Tak już było. W okresie Zimnej Wojny kraje Zachodu, a przede wszystkim USA, obawiając się militarnego zagrożenia ze strony Związku Radzieckiego, wprowadziły zakaz eksportu zaawansowanych technologii do tzw. Bloku Wschodniego poprzez COCOM (The Coordinating Committee for Multilateral Export Control). W 1992 roku, w obliczu przemian w Rosji i wielu innych b. krajach komunistycznych, Zachód zgodził się na transfer zaawansowanych technologii, by pomóc im w rozwijaniu gospodarki rynkowej.
W czasie Zimnej Wojny ochrona zaawansowanych technologii była przede wszystkim elementem wyścigu zbrojeń; jednocześnie przewaga zachodniej nauki i technologii była w tym czasie miażdżąca.
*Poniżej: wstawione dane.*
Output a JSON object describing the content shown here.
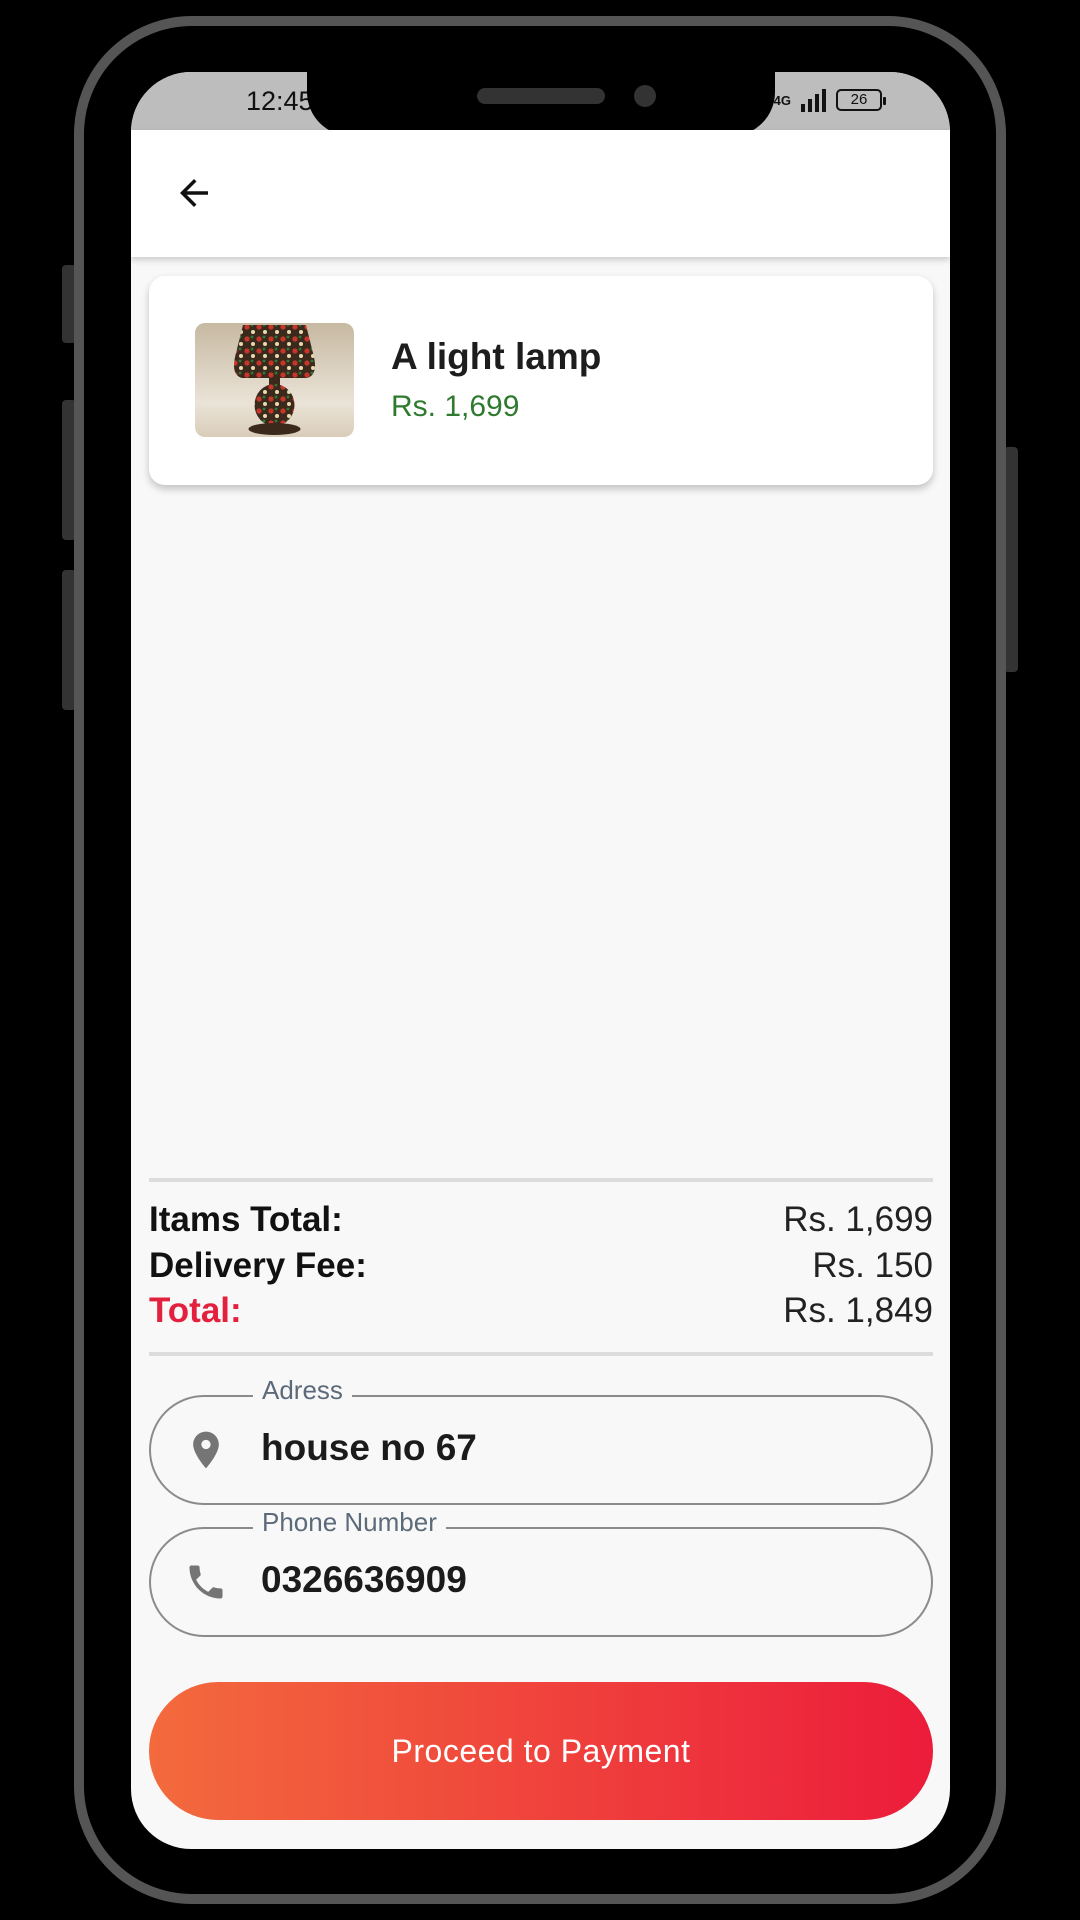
{
  "status_bar": {
    "time": "12:45",
    "network": "4G",
    "battery": "26"
  },
  "product": {
    "name": "A light lamp",
    "price": "Rs. 1,699"
  },
  "summary": {
    "items_total_label": "Itams Total:",
    "items_total_value": "Rs. 1,699",
    "delivery_fee_label": "Delivery Fee:",
    "delivery_fee_value": "Rs. 150",
    "total_label": "Total:",
    "total_value": "Rs. 1,849"
  },
  "address_field": {
    "label": "Adress",
    "value": "house no 67"
  },
  "phone_field": {
    "label": "Phone Number",
    "value": "0326636909"
  },
  "proceed_button": {
    "label": "Proceed to Payment"
  },
  "colors": {
    "price_green": "#2f7a2f",
    "total_red": "#e3213f",
    "button_gradient_start": "#f36a3d",
    "button_gradient_end": "#ec1c3b"
  },
  "icons": {
    "back": "arrow-back-icon",
    "address": "location-pin-icon",
    "phone": "phone-icon"
  }
}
Obecnie mamy do czynienia z czymś innym, szerszym i bardziej złożonym.
Najnowszy raport naukowy UNESCO, opublikowany 11 czerwca, zwraca uwagę, że gospodarki zarówno USA, jak i Chin od 2018 roku są „zaburzone” przez spór handlowy, który przeniósł się na arenę wysokich technologii, transferu technologii i ochrony własności intelektualnej. - Istnieje realne ryzyko, że te dwa kraje rozejdą się pod względem technologii i talentów - uważa Emily Weinstein z Centrum Bezpieczeństwa i Nowych Technologii w Georgetown University.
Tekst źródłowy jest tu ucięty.